Biosynthesis of biogenic ferrous sulfide as a potential electron shuttle for enhanced Cr(VI) removal by Shewanella oneidensis MR-1

Abstract

Biological reduction of Cr(VI) is considered to be one of the most efficient approaches for bioremediation of Cr(VI) contaminated sites, but the slow electron transfer rate between microorganisms and Cr(VI) is a bottleneck for its practical application. The addition of ecofriendly electron shuttle can provide an effective solution to this bottleneck. In this study, a novel electron shuttle of biogenic ferrous sulfide (Bio-FeS) was biosynthesized by Shewanella oneidensis MR-1(MR-1) and employed to improve the extracellular electron transfer (EET) rate from MR-1 strain to Cr(VI) and accelerate reduction of Cr(VI). Results showed that the Cr(VI) removal rates by MR-1 was remarkably increased by 12.4 times with the addition of Bio-FeS as electron shuttle. The Cr(VI) reduction was highly pH dependent. Electrochemical analysis confirmed that the presence of Bio-FeS can accelerate EET process. The mechanism analysis indicated that Bio-FeS enhance Cr(VI) reduction by MR-1 through promoting the secretion of more extracellular polymeric substances (EPS) and enhancing EET rate.
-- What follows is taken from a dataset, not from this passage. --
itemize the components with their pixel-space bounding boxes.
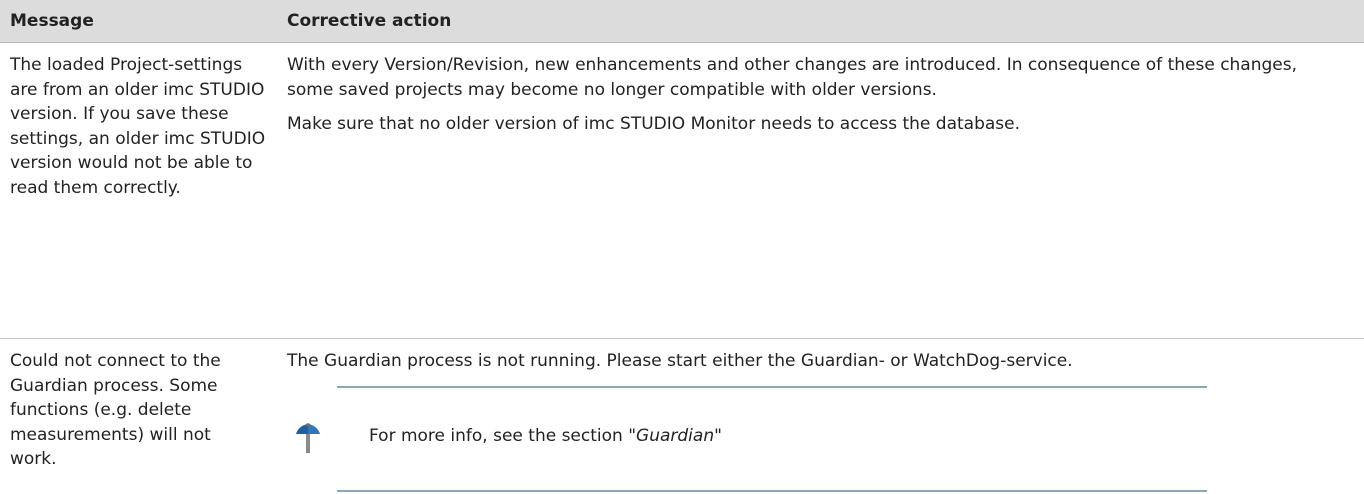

Most of Cr(VI) was converted to Cr(III) by MR-1, and then is removed from the solution in the form of precipitations, and EPS play a crucial role in Cr(VI) reduction, adsorption and complexation. This study demonstrates the significant influence of Bio-FeS on Cr(VI) reduction and provides a promising technology for the development of cost-effective Cr(VI) remediation technologies.